3. The PC alloy material according to claim 2, wherein the aluminum element is present in the PC alloy material in the form of an aluminum salt or an aluminum oxide; the copper element is present in the PC alloy material in the form of a copper salt or an oxide of copper. The zirconium element is present in the PC alloy material in the form of an zirconium or zirconium oxide.
4. The PC alloy material according to claim 2 or 3, wherein the aluminum element is present in the PC alloy material in the form of aluminum chloride, aluminum nitrate, aluminum sulfate, aluminum phosphate or aluminum oxide; the copper element is chlorinated. Copper, copper nitrate, copper sulfate, copper phosphate, copper oxide or cuprous oxide are present in the PC alloy material; zirconium is present in the PC alloy in the form of zirconium chloride, zirconium nitrate, zirconium sulfate, zirconium phosphate, zirconium oxide. In the material.
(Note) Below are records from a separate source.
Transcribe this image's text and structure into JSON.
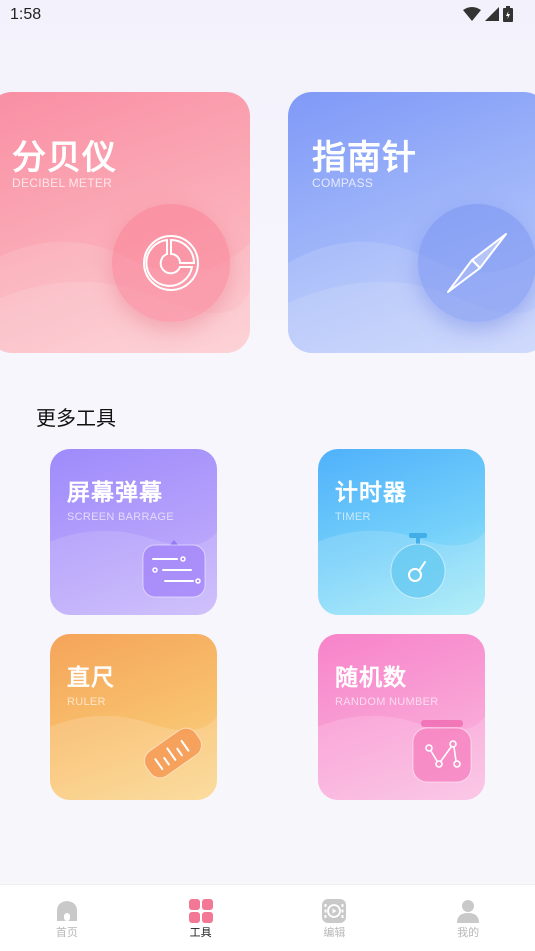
{
  "status_bar": {
    "time": "1:58"
  },
  "cards": {
    "decibel": {
      "title": "分贝仪",
      "subtitle": "DECIBEL METER"
    },
    "compass": {
      "title": "指南针",
      "subtitle": "COMPASS"
    }
  },
  "section": {
    "title": "更多工具"
  },
  "tools": {
    "barrage": {
      "title": "屏幕弹幕",
      "subtitle": "SCREEN BARRAGE"
    },
    "timer": {
      "title": "计时器",
      "subtitle": "TIMER"
    },
    "ruler": {
      "title": "直尺",
      "subtitle": "RULER"
    },
    "random": {
      "title": "随机数",
      "subtitle": "RANDOM NUMBER"
    }
  },
  "tabbar": {
    "items": [
      {
        "label": "首页",
        "icon": "home-icon"
      },
      {
        "label": "工具",
        "icon": "grid-icon",
        "active": true
      },
      {
        "label": "编辑",
        "icon": "video-edit-icon"
      },
      {
        "label": "我的",
        "icon": "user-icon"
      }
    ]
  },
  "colors": {
    "decibel": "#f98ea3",
    "compass": "#7f99f7",
    "barrage": "#a992fb",
    "timer": "#4fb1fb",
    "ruler": "#f5a45a",
    "random": "#f783c9",
    "tab_active": "#f27896"
  }
}
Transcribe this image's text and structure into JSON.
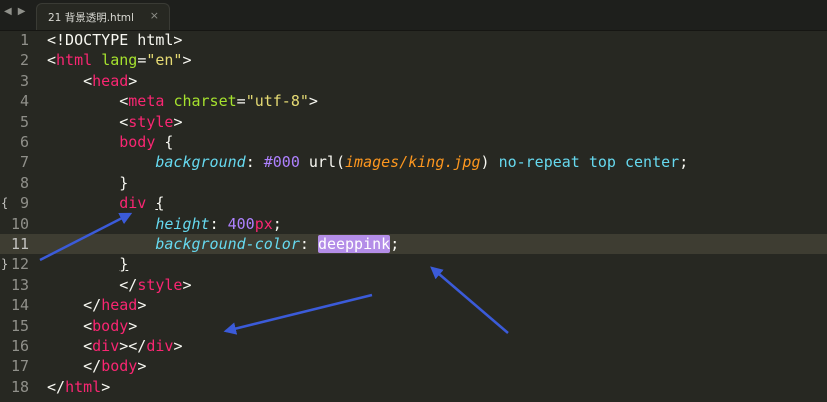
{
  "colors": {
    "background": "#272822",
    "tag": "#f92672",
    "attribute": "#a6e22e",
    "string": "#e6db74",
    "property": "#66d9ef",
    "number": "#ae81ff",
    "selection": "#b48ee8",
    "arrow": "#3b5bd9"
  },
  "tabbar": {
    "back_icon": "◀",
    "forward_icon": "▶",
    "tab_label": "21 背景透明.html",
    "close_icon": "×"
  },
  "editor": {
    "current_line": 11,
    "fold_markers": {
      "9": "{",
      "12": "}"
    },
    "lines": [
      {
        "num": "1",
        "parts": [
          {
            "t": "<!DOCTYPE html>",
            "c": ""
          }
        ]
      },
      {
        "num": "2",
        "parts": [
          {
            "t": "<",
            "c": ""
          },
          {
            "t": "html",
            "c": "t"
          },
          {
            "t": " ",
            "c": ""
          },
          {
            "t": "lang",
            "c": "a"
          },
          {
            "t": "=",
            "c": ""
          },
          {
            "t": "\"en\"",
            "c": "s"
          },
          {
            "t": ">",
            "c": ""
          }
        ]
      },
      {
        "num": "3",
        "parts": [
          {
            "t": "    <",
            "c": ""
          },
          {
            "t": "head",
            "c": "t"
          },
          {
            "t": ">",
            "c": ""
          }
        ]
      },
      {
        "num": "4",
        "parts": [
          {
            "t": "        <",
            "c": ""
          },
          {
            "t": "meta",
            "c": "t"
          },
          {
            "t": " ",
            "c": ""
          },
          {
            "t": "charset",
            "c": "a"
          },
          {
            "t": "=",
            "c": ""
          },
          {
            "t": "\"utf-8\"",
            "c": "s"
          },
          {
            "t": ">",
            "c": ""
          }
        ]
      },
      {
        "num": "5",
        "parts": [
          {
            "t": "        <",
            "c": ""
          },
          {
            "t": "style",
            "c": "t"
          },
          {
            "t": ">",
            "c": ""
          }
        ]
      },
      {
        "num": "6",
        "parts": [
          {
            "t": "        ",
            "c": ""
          },
          {
            "t": "body",
            "c": "t"
          },
          {
            "t": " {",
            "c": ""
          }
        ]
      },
      {
        "num": "7",
        "parts": [
          {
            "t": "            ",
            "c": ""
          },
          {
            "t": "background",
            "c": "p"
          },
          {
            "t": ": ",
            "c": ""
          },
          {
            "t": "#000",
            "c": "n"
          },
          {
            "t": " url(",
            "c": ""
          },
          {
            "t": "images/king.jpg",
            "c": "u"
          },
          {
            "t": ") ",
            "c": ""
          },
          {
            "t": "no-repeat",
            "c": "k"
          },
          {
            "t": " ",
            "c": ""
          },
          {
            "t": "top",
            "c": "k"
          },
          {
            "t": " ",
            "c": ""
          },
          {
            "t": "center",
            "c": "k"
          },
          {
            "t": ";",
            "c": ""
          }
        ]
      },
      {
        "num": "8",
        "parts": [
          {
            "t": "        }",
            "c": ""
          }
        ]
      },
      {
        "num": "9",
        "parts": [
          {
            "t": "        ",
            "c": ""
          },
          {
            "t": "div",
            "c": "t"
          },
          {
            "t": " ",
            "c": ""
          },
          {
            "t": "{",
            "c": "brace-ul"
          }
        ]
      },
      {
        "num": "10",
        "parts": [
          {
            "t": "            ",
            "c": ""
          },
          {
            "t": "height",
            "c": "p"
          },
          {
            "t": ": ",
            "c": ""
          },
          {
            "t": "400",
            "c": "n"
          },
          {
            "t": "px",
            "c": "t"
          },
          {
            "t": ";",
            "c": ""
          }
        ]
      },
      {
        "num": "11",
        "parts": [
          {
            "t": "            ",
            "c": ""
          },
          {
            "t": "background-color",
            "c": "p"
          },
          {
            "t": ": ",
            "c": ""
          },
          {
            "t": "deeppink",
            "c": "sel"
          },
          {
            "t": ";",
            "c": ""
          }
        ]
      },
      {
        "num": "12",
        "parts": [
          {
            "t": "        ",
            "c": ""
          },
          {
            "t": "}",
            "c": "brace-ul"
          }
        ]
      },
      {
        "num": "13",
        "parts": [
          {
            "t": "        </",
            "c": ""
          },
          {
            "t": "style",
            "c": "t"
          },
          {
            "t": ">",
            "c": ""
          }
        ]
      },
      {
        "num": "14",
        "parts": [
          {
            "t": "    </",
            "c": ""
          },
          {
            "t": "head",
            "c": "t"
          },
          {
            "t": ">",
            "c": ""
          }
        ]
      },
      {
        "num": "15",
        "parts": [
          {
            "t": "    <",
            "c": ""
          },
          {
            "t": "body",
            "c": "t"
          },
          {
            "t": ">",
            "c": ""
          }
        ]
      },
      {
        "num": "16",
        "parts": [
          {
            "t": "    <",
            "c": ""
          },
          {
            "t": "div",
            "c": "t"
          },
          {
            "t": "></",
            "c": ""
          },
          {
            "t": "div",
            "c": "t"
          },
          {
            "t": ">",
            "c": ""
          }
        ]
      },
      {
        "num": "17",
        "parts": [
          {
            "t": "    </",
            "c": ""
          },
          {
            "t": "body",
            "c": "t"
          },
          {
            "t": ">",
            "c": ""
          }
        ]
      },
      {
        "num": "18",
        "parts": [
          {
            "t": "</",
            "c": ""
          },
          {
            "t": "html",
            "c": "t"
          },
          {
            "t": ">",
            "c": ""
          }
        ]
      }
    ]
  }
}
5. The PC alloy material according to claim 1 or 2, wherein the polyethylene terephthalate-1,4-cyclohexanedimethanol ester has a melting point of 290 to 310 °C.
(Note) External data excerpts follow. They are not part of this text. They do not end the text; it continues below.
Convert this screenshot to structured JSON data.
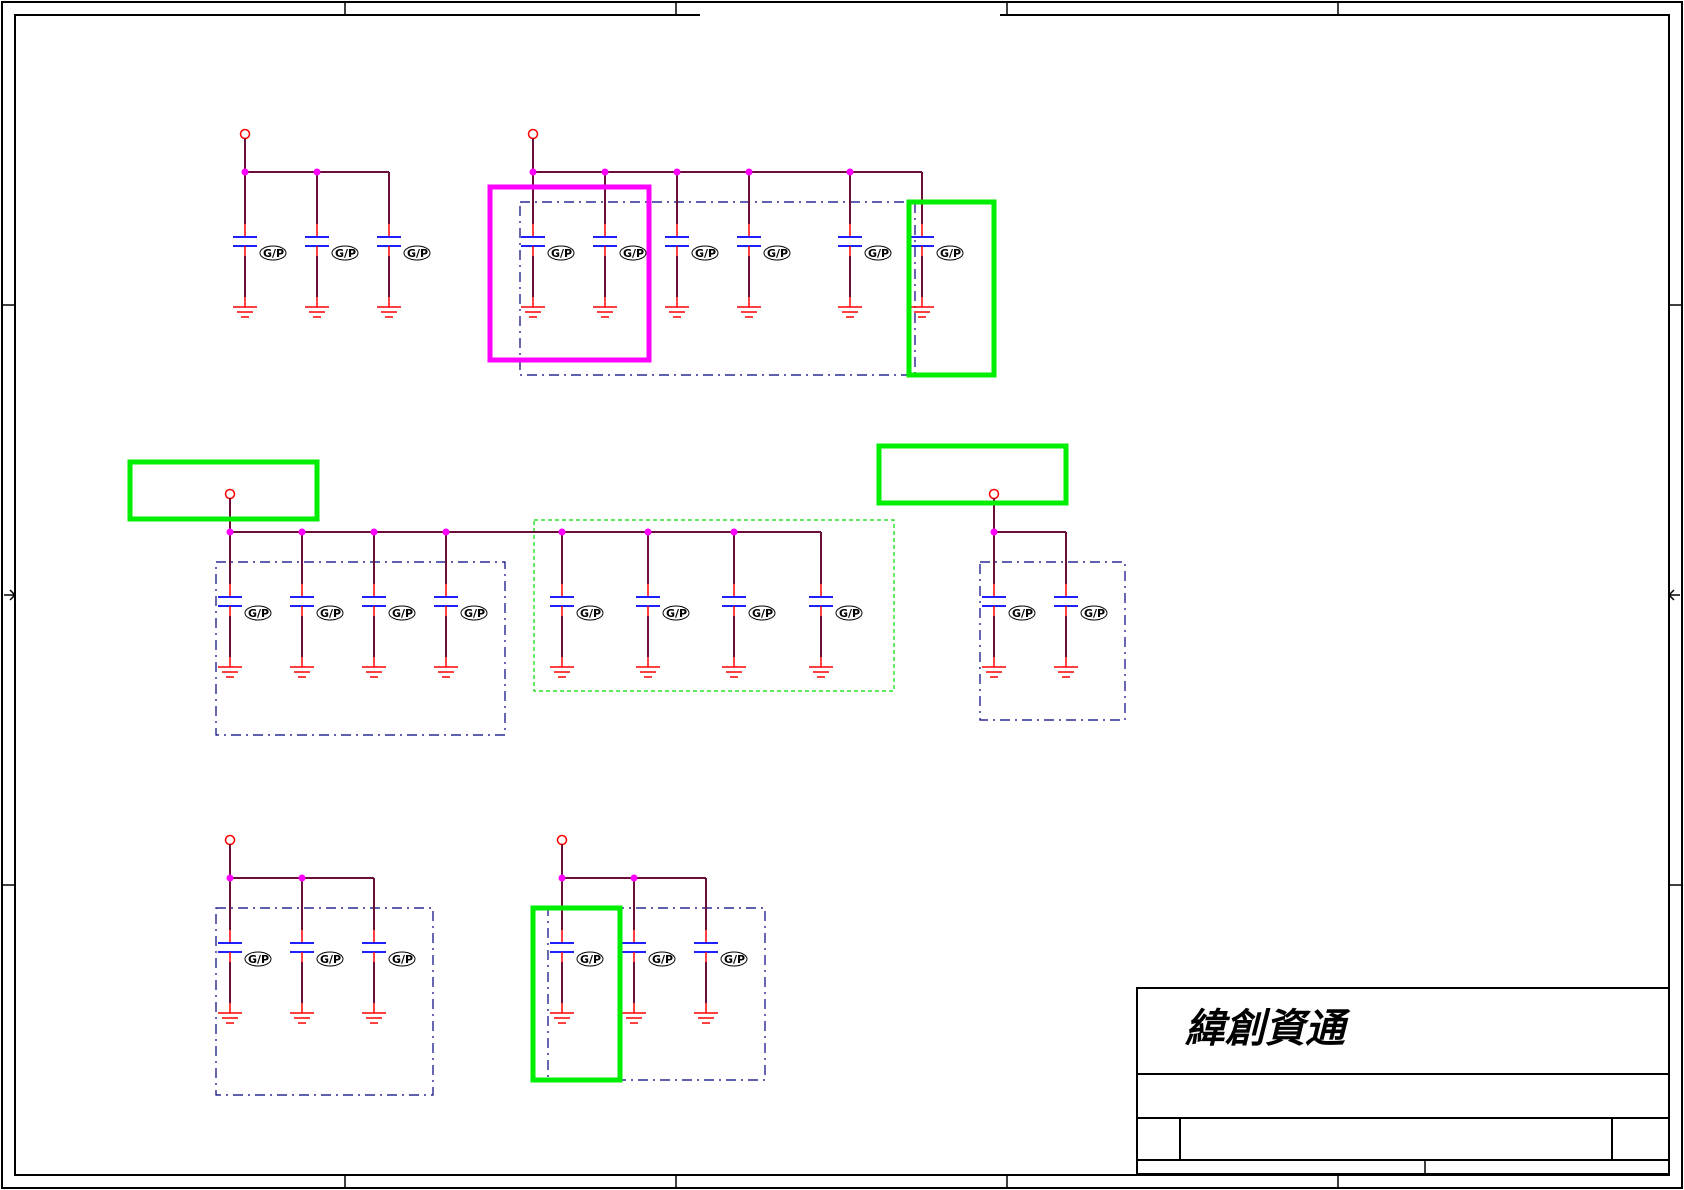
{
  "colors": {
    "frame": "#000000",
    "net": "#6b0f3a",
    "stub": "#ff0000",
    "junction": "#ff00ff",
    "cap": "#0000ff",
    "ground": "#ff0000",
    "group_outline": "#000080",
    "highlight_green": "#00ee00",
    "highlight_magenta": "#ff00ff",
    "group_outline_green": "#00dd00"
  },
  "title_block": {
    "company": "緯創資通"
  },
  "capacitor_label": "G/P",
  "circuits": [
    {
      "id": "grp-a",
      "cap_count": 3
    },
    {
      "id": "grp-b",
      "cap_count": 6
    },
    {
      "id": "grp-c",
      "cap_count": 8
    },
    {
      "id": "grp-d",
      "cap_count": 2
    },
    {
      "id": "grp-e",
      "cap_count": 3
    },
    {
      "id": "grp-f",
      "cap_count": 3
    }
  ],
  "highlights": [
    {
      "id": "magenta-box",
      "color": "magenta"
    },
    {
      "id": "green-box-1",
      "color": "green"
    },
    {
      "id": "green-box-2",
      "color": "green"
    },
    {
      "id": "green-box-3",
      "color": "green"
    },
    {
      "id": "green-box-4",
      "color": "green"
    }
  ]
}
6. The PC alloy material according to claim 5, wherein the structural unit and the 1,4-cyclohexanedimethanol ester of the polyethylene terephthalate-1,4-cyclohexanedimethanol ester The molar ratio of the ethylene terephthalate structural unit is from 80:20 to 20:80, preferably from 60:40 to 70:30 or from 30:70 to 40:60.
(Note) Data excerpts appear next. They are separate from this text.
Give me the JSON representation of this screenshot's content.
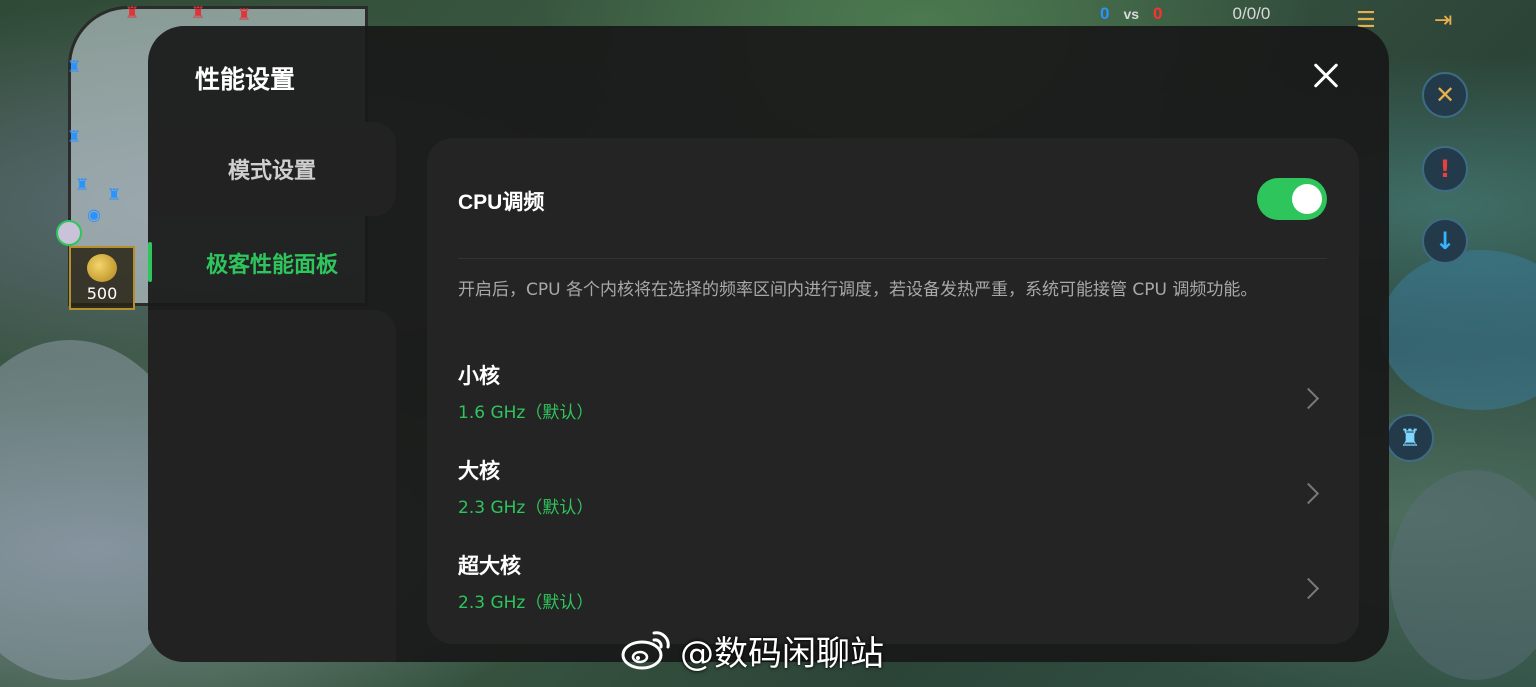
{
  "game_hud": {
    "score_blue": "0",
    "score_vs": "vs",
    "score_red": "0",
    "kda": "0/0/0",
    "gold": "500",
    "menu_icon": "list-icon",
    "exit_icon": "exit-icon"
  },
  "panel": {
    "title": "性能设置",
    "close_icon": "close-icon"
  },
  "sidebar": {
    "items": [
      {
        "label": "模式设置",
        "active": false
      },
      {
        "label": "极客性能面板",
        "active": true
      }
    ]
  },
  "cpu": {
    "title": "CPU调频",
    "toggle_on": true,
    "description": "开启后，CPU 各个内核将在选择的频率区间内进行调度，若设备发热严重，系统可能接管 CPU 调频功能。",
    "cores": [
      {
        "name": "小核",
        "freq": "1.6 GHz（默认）"
      },
      {
        "name": "大核",
        "freq": "2.3 GHz（默认）"
      },
      {
        "name": "超大核",
        "freq": "2.3 GHz（默认）"
      }
    ]
  },
  "watermark": {
    "text": "@数码闲聊站",
    "logo_icon": "weibo-logo-icon"
  },
  "colors": {
    "accent_green": "#2ec55d",
    "panel_bg": "#191919",
    "card_bg": "#242424"
  }
}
7. The PC alloy material according to claim 2, wherein the content of the aluminum element, the copper element and the zirconium element in the PC alloy material is tested as follows: 2 g of the PC alloy material is accurately weighed in an analytical balance. Pour into a 100ml digestion bottle, then add 9ml of 97% concentrated sulfuric acid, heat in a 300 °C iron plate heating instrument for 10 minutes, then add 68% nitric acid 5ml, and then keep heating for 20 minutes, so that the particles are completely After decomposition, cool to room temperature, add 20 ml of hydrogen peroxide and acid to pH 7, then dilute the liquid with deionized water and pass the liquid through the injection. The tube was introduced into an ICP detector to measure the concentrations of aluminum, copper and zirconium.
8. The PC alloy material according to claim 2, wherein the warpage property of the PC alloy material adopts a secondary element to observe a deviation distance, a maximum warpage degree γ is less than 100, a surface tension is greater than 44 dyne, and a color deviation is less than 1.5%. .
9. A method of preparing a PC alloy material according to any one of claims 2 to 8, comprising the steps of:

   1) Weigh each component according to the formula content, and pre-baking polycarbonate, polyethylene terephthalate-1,4-cyclohexane dimethanol ester, fibrous filler, other additives Pre-drying treatment at 120 ° C ~ 130 ° C;

   2) pre-baking polycarbonate, polyethylene terephthalate-1,4-cyclohexanedimethanol ester, fibrous filler, and other auxiliary agents are uniformly mixed by a high-mixer;

   3) a homogeneously mixed polycarbonate, polyethylene terephthalate-1,4-cyclohexanedimethanol ester, other auxiliaries, aluminum or aluminum oxides, copper salts or copper oxides and The zirconium or zirconium oxide is passed through the main feed port, and the fibrous filler is fed into the twin-screw extruder through the main feed port or the side feed port. The temperature setting temperature of the twin-screw extruder is 200 ° C. ~280 ° C;

   4) Cooling and pelletizing.
10. Use of the PC alloy material according to any one of claims 1 to 8 for the preparation of a thin-walled article.